# Naive Models

This notebook can be used to test the performance of some simple models that only use the features at time $t$ to predict the response at time $t$ and ignore any information contained in the past. The models we tried first applied some feature reduction using principal component analysis or partial least squares with respect to the response. On the new features we then trained classifiers to predict whether the response is positive or negative. The classifiers we tried are gradient-boosted decision trees and support vector machines with a Gaussian kernel.

The random forest seems highly overfit and the linear model highly underfit...

If one prevents temporal data-leakage by choosing test and training sets consisting of different days, the best results seem be an F1 score of about 57%, with the recall being much higher than the precision (in fact the precision is generally terrible around 52%).

In [None]:
%%capture
%pip install datatable

import os

import numpy as np

import datatable as dt
import pandas as pd

from sklearn.cross_decomposition import PLSRegression
# from sklearn.decomposition import PCA
from sklearn.impute import SimpleImputer
# from sklearn.kernel_approximation import Nystroem
# from sklearn.linear_model import SGDClassifier
from sklearn.metrics import confusion_matrix, f1_score, precision_score, recall_score
# from sklearn.model_selection import train_test_split
from sklearn.preprocessing import StandardScaler

from xgboost import XGBClassifier

Load the data.

In [None]:
# location of data files
comp_folder = os.path.join(os.pardir, "input", "jane-street-market-prediction")
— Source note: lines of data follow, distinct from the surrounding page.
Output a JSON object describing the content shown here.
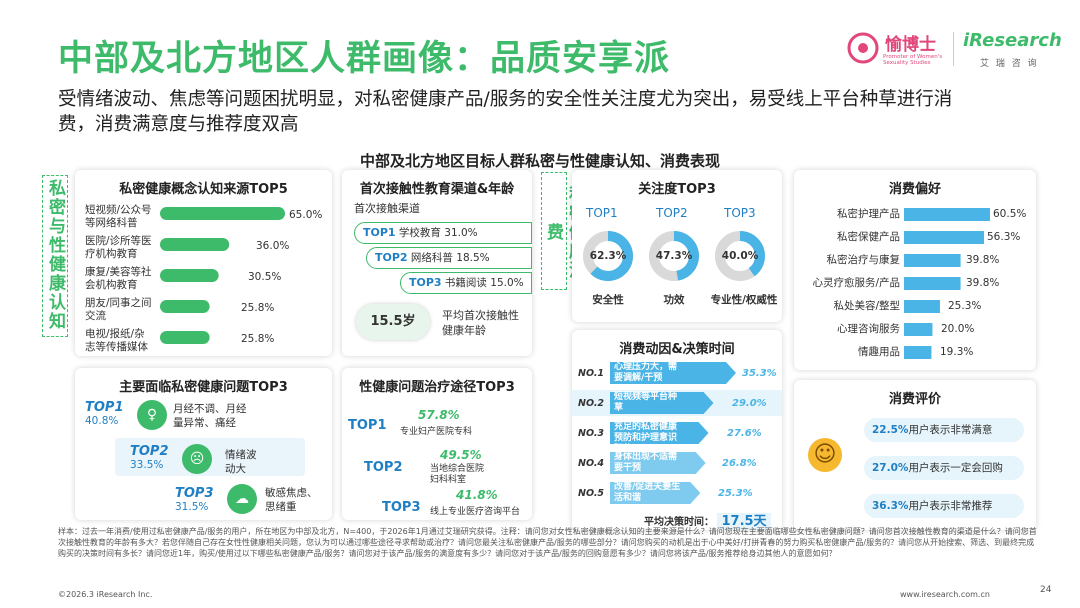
{
  "header": {
    "title": "中部及北方地区人群画像：品质安享派",
    "subtitle": "受情绪波动、焦虑等问题困扰明显，对私密健康产品/服务的安全性关注度尤为突出，易受线上平台种草进行消费，消费满意度与推荐度双高",
    "logo_yubo": "愉博士",
    "logo_yubo_sub": "Promoter of Women's Sexuality Studies",
    "logo_iresearch": "iResearch",
    "logo_iresearch_sub": "艾 瑞 咨 询"
  },
  "panel_title": "中部及北方地区目标人群私密与性健康认知、消费表现",
  "side_labels": {
    "cognition": "私密与性健康认知",
    "consumption": "私密健康消费"
  },
  "colors": {
    "green": "#3dbb6a",
    "blue": "#1f7fc4",
    "light_blue": "#4ab4e6"
  },
  "source_card": {
    "title": "私密健康概念认知来源TOP5",
    "items": [
      {
        "label": "短视频/公众号等网络科普",
        "value_text": "65.0%"
      },
      {
        "label": "医院/诊所等医疗机构教育",
        "value_text": "36.0%"
      },
      {
        "label": "康复/美容等社会机构教育",
        "value_text": "30.5%"
      },
      {
        "label": "朋友/同事之间交流",
        "value_text": "25.8%"
      },
      {
        "label": "电视/报纸/杂志等传播媒体",
        "value_text": "25.8%"
      }
    ]
  },
  "first_contact_card": {
    "title": "首次接触性教育渠道&年龄",
    "subtitle": "首次接触渠道",
    "items": [
      {
        "rank": "TOP1",
        "text": "学校教育 31.0%"
      },
      {
        "rank": "TOP2",
        "text": "网络科普 18.5%"
      },
      {
        "rank": "TOP3",
        "text": "书籍阅读 15.0%"
      }
    ],
    "age": "15.5岁",
    "age_caption": "平均首次接触性健康年龄"
  },
  "problem_card": {
    "title": "主要面临私密健康问题TOP3",
    "items": [
      {
        "rank": "TOP1",
        "pct": "40.8%",
        "text": "月经不调、月经量异常、痛经"
      },
      {
        "rank": "TOP2",
        "pct": "33.5%",
        "text": "情绪波动大"
      },
      {
        "rank": "TOP3",
        "pct": "31.5%",
        "text": "敏感焦虑、思绪重"
      }
    ]
  },
  "treatment_card": {
    "title": "性健康问题治疗途径TOP3",
    "items": [
      {
        "rank": "TOP1",
        "pct": "57.8%",
        "text": "专业妇产医院专科"
      },
      {
        "rank": "TOP2",
        "pct": "49.5%",
        "text": "当地综合医院妇科科室"
      },
      {
        "rank": "TOP3",
        "pct": "41.8%",
        "text": "线上专业医疗咨询平台"
      }
    ]
  },
  "attention_card": {
    "title": "关注度TOP3",
    "items": [
      {
        "rank": "TOP1",
        "value": 62.3,
        "value_text": "62.3%",
        "label": "安全性"
      },
      {
        "rank": "TOP2",
        "value": 47.3,
        "value_text": "47.3%",
        "label": "功效"
      },
      {
        "rank": "TOP3",
        "value": 40.0,
        "value_text": "40.0%",
        "label": "专业性/权威性"
      }
    ]
  },
  "motive_card": {
    "title": "消费动因&决策时间",
    "items": [
      {
        "rank": "NO.1",
        "text": "心理压力大，需要调解/干预",
        "value_text": "35.3%"
      },
      {
        "rank": "NO.2",
        "text": "短视频等平台种草",
        "value_text": "29.0%"
      },
      {
        "rank": "NO.3",
        "text": "充足的私密健康预防和护理意识驱使",
        "value_text": "27.6%"
      },
      {
        "rank": "NO.4",
        "text": "身体出现不适需要干预",
        "value_text": "26.8%"
      },
      {
        "rank": "NO.5",
        "text": "改善/促进夫妻生活和谐",
        "value_text": "25.3%"
      }
    ],
    "decision_label": "平均决策时间：",
    "decision_value": "17.5天"
  },
  "preference_card": {
    "title": "消费偏好",
    "items": [
      {
        "label": "私密护理产品",
        "value_text": "60.5%"
      },
      {
        "label": "私密保健产品",
        "value_text": "56.3%"
      },
      {
        "label": "私密治疗与康复",
        "value_text": "39.8%"
      },
      {
        "label": "心灵疗愈服务/产品",
        "value_text": "39.8%"
      },
      {
        "label": "私处美容/整型",
        "value_text": "25.3%"
      },
      {
        "label": "心理咨询服务",
        "value_text": "20.0%"
      },
      {
        "label": "情趣用品",
        "value_text": "19.3%"
      }
    ]
  },
  "evaluation_card": {
    "title": "消费评价",
    "items": [
      {
        "pct": "22.5%",
        "text": "用户表示非常满意"
      },
      {
        "pct": "27.0%",
        "text": "用户表示一定会回购"
      },
      {
        "pct": "36.3%",
        "text": "用户表示非常推荐"
      }
    ]
  },
  "footnote": "样本：过去一年消费/使用过私密健康产品/服务的用户，所在地区为中部及北方，N=400，于2026年1月通过艾瑞研究获得。注释：请问您对女性私密健康概念认知的主要来源是什么？请问您现在主要面临哪些女性私密健康问题？请问您首次接触性教育的渠道是什么？请问您首次接触性教育的年龄有多大？若您伴随自己存在女性性健康相关问题，您认为可以通过哪些途径寻求帮助或治疗？请问您最关注私密健康产品/服务的哪些部分？请问您购买的动机是出于心中美好/打拼青春的努力购买私密健康产品/服务的？请问您从开始搜索、筛选、到最终完成购买的决策时间有多长？请问您近1年，购买/使用过以下哪些私密健康产品/服务？请问您对于该产品/服务的满意度有多少？请问您对于该产品/服务的回购意愿有多少？请问您将该产品/服务推荐给身边其他人的意愿如何？",
  "chart_data": [
    {
      "type": "bar",
      "title": "私密健康概念认知来源TOP5",
      "categories": [
        "短视频/公众号等网络科普",
        "医院/诊所等医疗机构教育",
        "康复/美容等社会机构教育",
        "朋友/同事之间交流",
        "电视/报纸/杂志等传播媒体"
      ],
      "values": [
        65.0,
        36.0,
        30.5,
        25.8,
        25.8
      ],
      "orientation": "horizontal",
      "xlim": [
        0,
        70
      ]
    },
    {
      "type": "pie",
      "title": "关注度TOP3",
      "categories": [
        "安全性",
        "功效",
        "专业性/权威性"
      ],
      "values": [
        62.3,
        47.3,
        40.0
      ]
    },
    {
      "type": "bar",
      "title": "消费动因&决策时间",
      "categories": [
        "心理压力大，需要调解/干预",
        "短视频等平台种草",
        "充足的私密健康预防和护理意识驱使",
        "身体出现不适需要干预",
        "改善/促进夫妻生活和谐"
      ],
      "values": [
        35.3,
        29.0,
        27.6,
        26.8,
        25.3
      ],
      "orientation": "horizontal",
      "xlim": [
        0,
        40
      ]
    },
    {
      "type": "bar",
      "title": "消费偏好",
      "categories": [
        "私密护理产品",
        "私密保健产品",
        "私密治疗与康复",
        "心灵疗愈服务/产品",
        "私处美容/整型",
        "心理咨询服务",
        "情趣用品"
      ],
      "values": [
        60.5,
        56.3,
        39.8,
        39.8,
        25.3,
        20.0,
        19.3
      ],
      "orientation": "horizontal",
      "xlim": [
        0,
        65
      ]
    }
  ],
  "footer": {
    "copyright": "©2026.3 iResearch Inc.",
    "url": "www.iresearch.com.cn",
    "page": "24"
  }
}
# read the data with datatables, then convert to pandas (faster)
df = dt.fread(os.path.join(comp_folder, "train.csv")).to_pandas()
df.set_index("ts_id", inplace=True)

# reduce memory usage
df = df.astype({c: np.float32 for c in df.select_dtypes(include="float64").columns})
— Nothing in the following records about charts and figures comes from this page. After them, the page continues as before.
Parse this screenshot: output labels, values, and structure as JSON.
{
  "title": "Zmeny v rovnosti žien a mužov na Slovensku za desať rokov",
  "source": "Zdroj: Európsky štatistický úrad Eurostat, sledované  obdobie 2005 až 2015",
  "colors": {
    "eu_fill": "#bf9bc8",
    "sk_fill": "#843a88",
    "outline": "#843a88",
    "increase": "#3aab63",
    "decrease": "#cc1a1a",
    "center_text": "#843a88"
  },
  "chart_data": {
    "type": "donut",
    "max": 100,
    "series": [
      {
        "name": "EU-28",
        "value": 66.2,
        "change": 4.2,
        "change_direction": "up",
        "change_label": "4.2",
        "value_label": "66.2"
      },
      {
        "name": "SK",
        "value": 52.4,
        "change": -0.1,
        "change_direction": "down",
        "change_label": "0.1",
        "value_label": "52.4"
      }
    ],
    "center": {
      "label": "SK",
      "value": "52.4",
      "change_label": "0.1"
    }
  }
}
# split into training and test sets
# train_df, test_df = train_test_split(df, test_size=0.2, random_state=42)

# split by date, to reduce temporal correlations between training/test
train_df = df[df["date"] < 350]
test_df = df[df["date"] >= 400]

# split into features and target
feat_cols = [c for c in train_df.columns if "feature" in c]
train_X = train_df[feat_cols]
test_X = test_df[feat_cols]
train_y = train_df["resp"]
test_y = test_df["resp"]
train_weights = train_df["weight"]
test_weights = test_df["weight"]

Train a model.

In [None]:
# z-score the targets
train_y = train_y / train_y.std()

# targets as classification problem
train_y_pos = train_y.gt(0).astype(int)

# replace missing values by median
imp = SimpleImputer(strategy="median")
flow = imp.fit_transform(train_X)

# z-score the features
ss = StandardScaler()
flow = ss.fit_transform(flow)

# rotate features onto directions that cause maximal
# variance in the response
pls = PLSRegression(n_components=60) # 40 PCA components carry 95% variance
pls.fit(flow, train_y)
flow = pls.transform(flow)

# pca = PCA(n_components=50)
# flow = pca.fit_transform(flow)

# train an ensemble of gradient boosted
# decision trees on the new features
clf = XGBClassifier(
    n_estimators=200,
    max_depth=11,
    learning_rate=0.05,
    subsample=0.9,
    colsample_bytree=0.7,
    random_state=42,
    tree_method="gpu_hist"
)
clf.fit(flow, train_y_pos)
pred = clf.predict(flow)

# transform the features with and approximate
# RBF kernel
# ker = Nystroem(kernel="rbf", n_components=300, random_state=42)
# flow = ker.fit_transform(flow)

# re-z-score the features
# ss2 = StandardScaler()
# flow = ss2.fit_transform(flow)

# fit a linear classifier
# svc = SGDClassifier(loss="log", random_state=42)
# svc.fit(flow, train_y_pos)
# pred = svc.predict(flow)

# metric on training data
print("TRAINING SET:")
print(f"Confusion matrix:")
print(confusion_matrix(train_y_pos, pred))
print(f"Precision: {precision_score(train_y_pos, pred)}")
print(f"Recall: {recall_score(train_y_pos, pred)}")
print(f"F1: {f1_score(train_y_pos, pred)}")

Evaluate on test set.

In [None]:
flow = imp.transform(test_X)
flow = ss.transform(flow)
flow = pls.transform(flow)
# flow = pca.transform(flow)
pred = clf.predict(flow)
# flow = ker.transform(flow)
# flow = ss2.transform(flow)
# pred = svc.predict(flow)

test_y_pos = test_y.gt(0).astype(int)

print("TEST SET:")
print(f"Confusion matrix:")
print(confusion_matrix(test_y_pos, pred))
print(f"Precision: {precision_score(test_y_pos, pred)}")
print(f"Recall: {recall_score(test_y_pos, pred)}")
print(f"F1: {f1_score(test_y_pos, pred)}")